Hopes among nurses that the revamp of government could signal a change of heart over the staging of their pay rise are likely to be dashed.
A two-stage pay rise angered health unions
Unions were optimistic after it emerged pay would be discussed on Monday at a meeting with negotiators, but the BBC understands there will be no U-turn.
It comes as Wales follows the lead of Scotland by paying the 2.5% in full.
Nurses in England are threatening industrial action after getting 1.5% now and an extra 1% in the autumn.
The government in Northern Ireland is still considering what to do.
The government has said it proposed the staged award, the equivalent of a 1.9% rise according to unions, in a bid to control inflation.
But unions have reacted angrily to this saying it would only cost an extra £60m to pay it all upfront and that it went against recommendations of the pay review body.
The Royal College of Nursing are due to ask their members this week if they want to be balloted on industrial action. It is the first time the union has reached this stage in a national dispute.
Meanwhile, Unison has agreed that a ballot of the union's 450,000 NHS members, including nurses, ambulance crews and paramedics, would be held unless the offer was increased.
Historically nurses have not been allowed to take industrial action but a rule change in the mid-1990s permitted measures which do not harm patient care.
This means an all-out strike would be highly unlikely but it does allow nurses to take other steps such as refusing to do overtime.
Pay is on the agenda when RCN, Unison and GMB representatives meet officials from NHS Employers, which represents the government, on Monday.
Privately, unions have expressed optimism that a new prime minister in Gordon Brown and new health secretary in Alan Johnson, who has made big play on getting staff on side, could lead to a U-turn.

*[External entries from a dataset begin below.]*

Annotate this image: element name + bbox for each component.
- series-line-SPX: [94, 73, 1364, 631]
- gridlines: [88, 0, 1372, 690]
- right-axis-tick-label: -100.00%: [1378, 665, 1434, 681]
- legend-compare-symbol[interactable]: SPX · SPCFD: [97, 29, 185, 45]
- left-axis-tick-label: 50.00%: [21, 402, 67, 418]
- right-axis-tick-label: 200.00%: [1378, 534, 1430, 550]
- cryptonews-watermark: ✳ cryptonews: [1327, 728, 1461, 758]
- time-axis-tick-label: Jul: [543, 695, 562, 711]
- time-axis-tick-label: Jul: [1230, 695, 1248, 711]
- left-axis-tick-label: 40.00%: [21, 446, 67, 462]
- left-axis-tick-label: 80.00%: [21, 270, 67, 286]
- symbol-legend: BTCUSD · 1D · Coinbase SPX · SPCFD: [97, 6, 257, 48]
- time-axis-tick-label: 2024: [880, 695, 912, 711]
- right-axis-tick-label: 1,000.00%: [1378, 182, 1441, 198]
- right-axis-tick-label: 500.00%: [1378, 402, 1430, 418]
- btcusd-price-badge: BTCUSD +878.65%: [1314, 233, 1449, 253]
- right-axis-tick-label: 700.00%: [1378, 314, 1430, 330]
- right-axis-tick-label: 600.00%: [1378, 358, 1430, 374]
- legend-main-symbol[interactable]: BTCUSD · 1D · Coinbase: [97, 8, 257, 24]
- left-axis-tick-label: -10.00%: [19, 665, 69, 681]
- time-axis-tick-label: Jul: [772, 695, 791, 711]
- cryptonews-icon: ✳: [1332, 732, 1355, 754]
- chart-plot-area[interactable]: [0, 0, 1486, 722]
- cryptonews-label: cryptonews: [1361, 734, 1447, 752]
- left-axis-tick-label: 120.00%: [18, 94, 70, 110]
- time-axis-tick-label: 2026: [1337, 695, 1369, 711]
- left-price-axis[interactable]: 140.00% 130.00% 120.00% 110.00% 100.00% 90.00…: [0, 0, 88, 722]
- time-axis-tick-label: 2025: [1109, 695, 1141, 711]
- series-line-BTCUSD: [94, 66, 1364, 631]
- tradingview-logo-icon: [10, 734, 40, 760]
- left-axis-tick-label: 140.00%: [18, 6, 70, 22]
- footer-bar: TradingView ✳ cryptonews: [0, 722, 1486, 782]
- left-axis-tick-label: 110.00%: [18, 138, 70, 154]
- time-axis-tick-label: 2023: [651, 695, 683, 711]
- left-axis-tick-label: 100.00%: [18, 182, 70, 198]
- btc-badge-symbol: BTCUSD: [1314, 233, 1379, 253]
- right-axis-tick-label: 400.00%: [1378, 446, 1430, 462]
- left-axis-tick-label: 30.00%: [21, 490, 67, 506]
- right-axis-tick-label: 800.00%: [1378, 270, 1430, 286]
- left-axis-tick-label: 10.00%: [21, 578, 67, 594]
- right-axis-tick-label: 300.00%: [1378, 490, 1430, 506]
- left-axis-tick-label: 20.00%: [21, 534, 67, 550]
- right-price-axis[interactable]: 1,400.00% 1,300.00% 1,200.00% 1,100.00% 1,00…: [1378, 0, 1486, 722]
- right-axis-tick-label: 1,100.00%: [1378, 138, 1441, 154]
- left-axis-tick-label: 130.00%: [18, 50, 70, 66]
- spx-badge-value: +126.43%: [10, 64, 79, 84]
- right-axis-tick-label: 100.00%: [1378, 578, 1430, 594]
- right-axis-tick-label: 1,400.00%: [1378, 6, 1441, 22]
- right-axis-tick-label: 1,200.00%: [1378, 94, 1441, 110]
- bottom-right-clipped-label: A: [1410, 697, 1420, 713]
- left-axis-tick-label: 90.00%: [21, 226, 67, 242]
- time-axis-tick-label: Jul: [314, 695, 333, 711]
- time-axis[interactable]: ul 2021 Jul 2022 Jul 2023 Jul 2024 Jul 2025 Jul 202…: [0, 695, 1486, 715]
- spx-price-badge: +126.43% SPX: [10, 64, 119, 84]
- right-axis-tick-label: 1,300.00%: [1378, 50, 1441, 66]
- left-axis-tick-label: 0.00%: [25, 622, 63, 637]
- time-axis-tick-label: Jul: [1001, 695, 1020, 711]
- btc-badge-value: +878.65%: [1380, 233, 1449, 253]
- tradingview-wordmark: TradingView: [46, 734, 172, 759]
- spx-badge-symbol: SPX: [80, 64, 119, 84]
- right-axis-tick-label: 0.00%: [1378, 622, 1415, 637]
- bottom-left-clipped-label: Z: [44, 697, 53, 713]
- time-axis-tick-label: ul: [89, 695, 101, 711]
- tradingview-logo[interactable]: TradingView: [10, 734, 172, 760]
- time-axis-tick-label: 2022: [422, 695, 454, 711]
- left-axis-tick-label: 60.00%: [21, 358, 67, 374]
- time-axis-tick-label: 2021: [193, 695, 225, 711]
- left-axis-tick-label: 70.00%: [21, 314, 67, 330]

Ahead of the meeting, Unison national officer for health Mike Jackson said: "We very much welcome these last ditch talks to avert industrial action."
"Living costs have risen far faster than the paltry pay offer on the table and our health workers are underpaid as it is."
And Gerry O'Dwyer, who will be representing the RCN at Wednesday's meeting added: "We are looking for something constructive to come out of the meeting."
But the BBC understands that the government will not be altering its stance despite the recent changes.
A spokesman for the Department of Health said: "The government has been committed to ensuring NHS staff are better paid and is maintaining the normal course of dialogue with the health service trade unions to seek a resolution on a range of issues following the 2007-8 pay award."